Surya guardava le ancelle che si affaccendavano intorno a lei con un misto di terrore e curiosità.
In un certo senso si sentiva attratta da quelle donne bellissime, fasciate di seta, che volteggiavano per la stanza sistemando fiori negli enormi vasi d’argento, accendendo candele e curando ogni dettaglio affinché tutto fosse perfetto per la scena che lei avrebbe dovuto recitare.
Il pensiero le provocò una stretta allo stomaco.
Se la situazione fosse stata diversa, si sarebbe senz’altro goduta quello spettacolo stupefacente.

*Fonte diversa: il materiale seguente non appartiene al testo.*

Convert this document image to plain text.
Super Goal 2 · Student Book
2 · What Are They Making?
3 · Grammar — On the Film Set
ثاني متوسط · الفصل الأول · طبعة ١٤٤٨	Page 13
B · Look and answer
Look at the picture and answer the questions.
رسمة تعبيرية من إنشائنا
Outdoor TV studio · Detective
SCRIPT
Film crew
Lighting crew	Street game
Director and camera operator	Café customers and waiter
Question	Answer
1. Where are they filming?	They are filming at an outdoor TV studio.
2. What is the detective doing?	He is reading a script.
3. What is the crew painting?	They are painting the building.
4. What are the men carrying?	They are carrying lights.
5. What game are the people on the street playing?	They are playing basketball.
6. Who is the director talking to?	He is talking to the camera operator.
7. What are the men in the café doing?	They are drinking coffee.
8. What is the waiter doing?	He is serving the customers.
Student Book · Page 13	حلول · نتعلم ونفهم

Nel regno marino non esisteva nulla di neanche vagamente paragonabile al fuoco che scoppiettava nel camino, spandendo intorno a sé una luce ambrata la cui semplice vicinanza infondeva calore e un piacevole senso di abbandono. Pensò alla sua coda, che sotto le coperte diventava sempre più spenta e opaca. Sì, in un’altra occasione si sarebbe decisamente goduta quel soggiorno tra le misteriose creature che abitavano la terra… In fondo non era forse questo che cercavano, lei e sua sorella, quando si erano avvicinate alla riva? Uno sguardo al mondo emerso, alle meraviglie che quelle strane, incomprensibili creature riuscivano a creare.
Scostò le coperte per guardare meglio la coda. Ora la sua luce vibrava verso il bronzo.

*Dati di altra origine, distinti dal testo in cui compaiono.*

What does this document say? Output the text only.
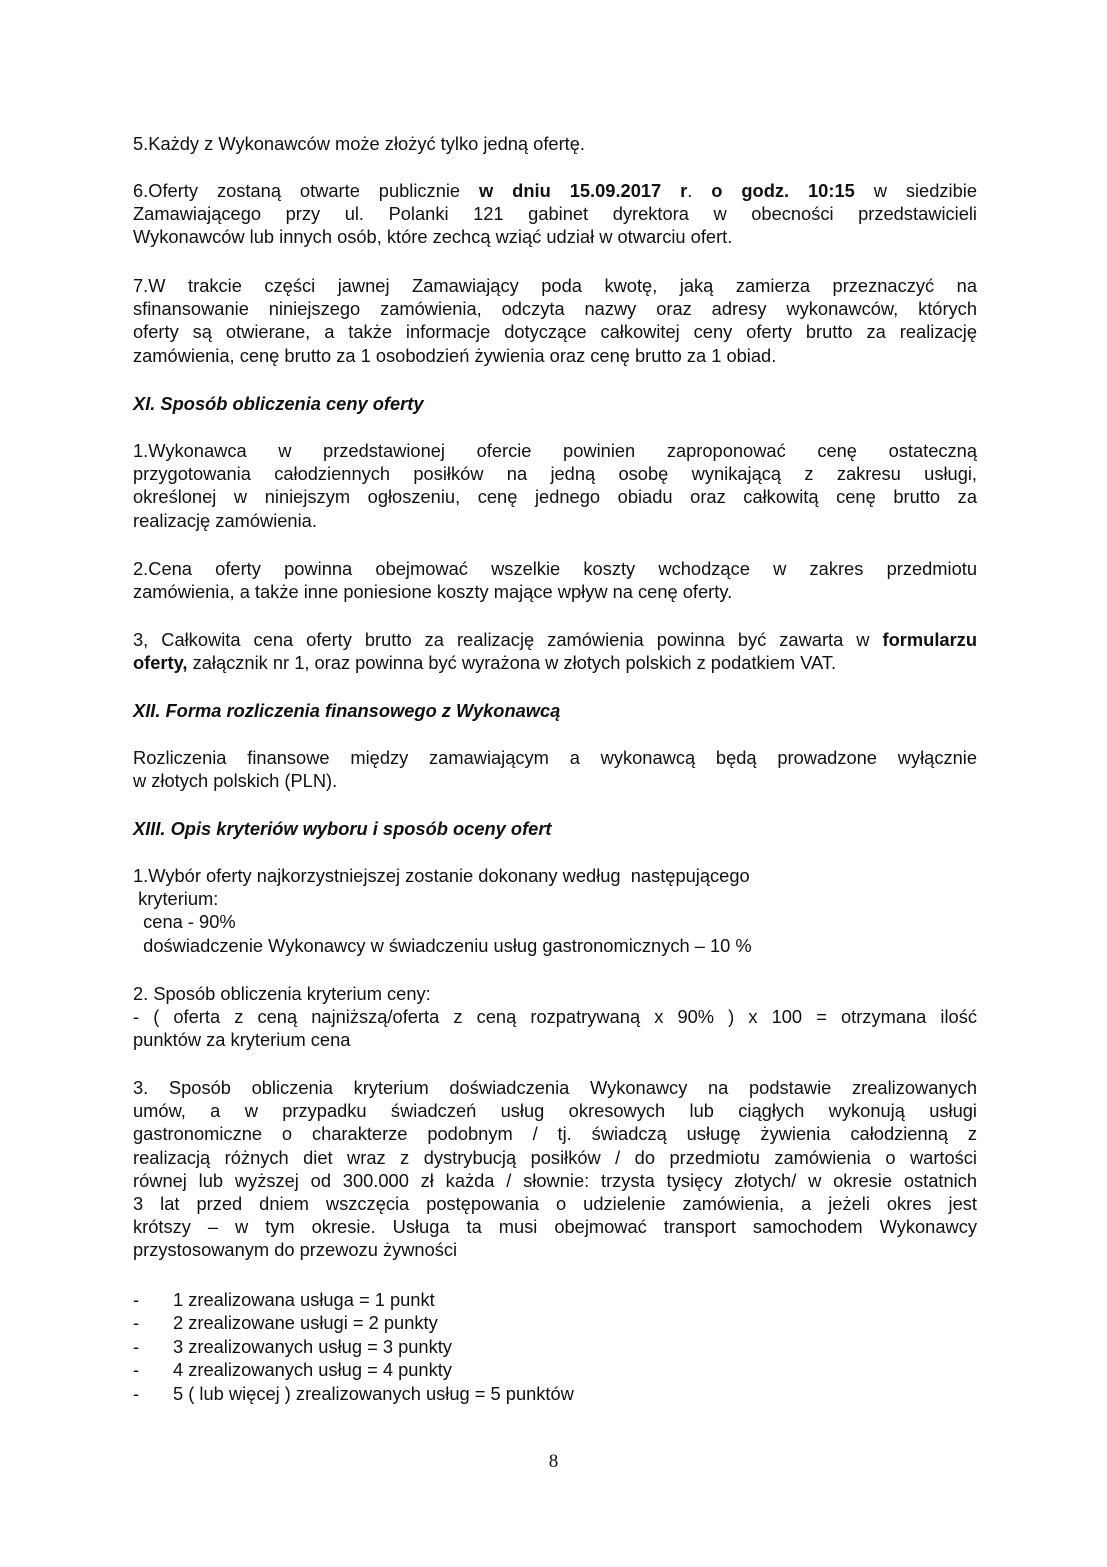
5.Każdy z Wykonawców może złożyć tylko jedną ofertę.

6.Oferty zostaną otwarte publicznie w dniu 15.09.2017 r. o godz. 10:15 w siedzibie
Zamawiającego przy ul. Polanki 121 gabinet dyrektora w obecności przedstawicieli
Wykonawców lub innych osób, które zechcą wziąć udział w otwarciu ofert.

7.W trakcie części jawnej Zamawiający poda kwotę, jaką zamierza przeznaczyć na
sfinansowanie niniejszego zamówienia, odczyta nazwy oraz adresy wykonawców, których
oferty są otwierane, a także informacje dotyczące całkowitej ceny oferty brutto za realizację
zamówienia, cenę brutto za 1 osobodzień żywienia oraz cenę brutto za 1 obiad.

XI. Sposób obliczenia ceny oferty

1.Wykonawca w przedstawionej ofercie powinien zaproponować cenę ostateczną
przygotowania całodziennych posiłków na jedną osobę wynikającą z zakresu usługi,
określonej w niniejszym ogłoszeniu, cenę jednego obiadu oraz całkowitą cenę brutto za
realizację zamówienia.

2.Cena oferty powinna obejmować wszelkie koszty wchodzące w zakres przedmiotu
zamówienia, a także inne poniesione koszty mające wpływ na cenę oferty.

3, Całkowita cena oferty brutto za realizację zamówienia powinna być zawarta w formularzu
oferty, załącznik nr 1, oraz powinna być wyrażona w złotych polskich z podatkiem VAT.

XII. Forma rozliczenia finansowego z Wykonawcą

Rozliczenia finansowe między zamawiającym a wykonawcą będą prowadzone wyłącznie
w złotych polskich (PLN).

XIII. Opis kryteriów wyboru i sposób oceny ofert

1.Wybór oferty najkorzystniejszej zostanie dokonany według  następującego
kryterium:
cena - 90%
doświadczenie Wykonawcy w świadczeniu usług gastronomicznych – 10 %

2. Sposób obliczenia kryterium ceny:
- ( oferta z ceną najniższą/oferta z ceną rozpatrywaną x 90% ) x 100 = otrzymana ilość
punktów za kryterium cena

3. Sposób obliczenia kryterium doświadczenia Wykonawcy na podstawie zrealizowanych
umów, a w przypadku świadczeń usług okresowych lub ciągłych wykonują usługi
gastronomiczne o charakterze podobnym / tj. świadczą usługę żywienia całodzienną z
realizacją różnych diet wraz z dystrybucją posiłków / do przedmiotu zamówienia o wartości
równej lub wyższej od 300.000 zł każda / słownie: trzysta tysięcy złotych/ w okresie ostatnich
3 lat przed dniem wszczęcia postępowania o udzielenie zamówienia, a jeżeli okres jest
krótszy – w tym okresie. Usługa ta musi obejmować transport samochodem Wykonawcy
przystosowanym do przewozu żywności

- 1 zrealizowana usługa = 1 punkt
- 2 zrealizowane usługi = 2 punkty
- 3 zrealizowanych usług = 3 punkty
- 4 zrealizowanych usług = 4 punkty
- 5 ( lub więcej ) zrealizowanych usług = 5 punktów
8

Mai, dacché era nata, aveva visto una coda così scura, se non forse nelle sirene ultracentenarie, ormai prossime alla morte. Quella parola le provocò un sussulto. Era questione di pochi giorni e la sua coda sarebbe avvizzita, la luce si sarebbe fatta sempre più oscura, attraversando tutte le gradazioni del verde fino a spegnersi per sempre. Dopo ci sarebbero voluti al massimo un paio di giorni prima che morisse anche la sua metà umana.
Un’ancella si affrettò verso di lei con un’espressione imbronciata sul bel viso rotondo.
Era giovanissima, doveva avere l’età di Ananke. Solo il pensiero che sua sorella presto sarebbe stata salva era in grado di sostenerla, impedendole di cedere al dolore che le squarciava il petto.
«Copriti!» la rimbrottò la ragazzina. «Il padrone potrebbe entrare da un momento all’altro e non deve vedere la coda!»
Surya obbedì senza replicare, tirando su le lenzuola di seta fino a coprire anche il seno.
Aveva notato come la guardavano gli uomini, e quegli sguardi non le piacevano… si sentiva esposta, oggetto di brame incomprensibili che non promettevano nulla di buono.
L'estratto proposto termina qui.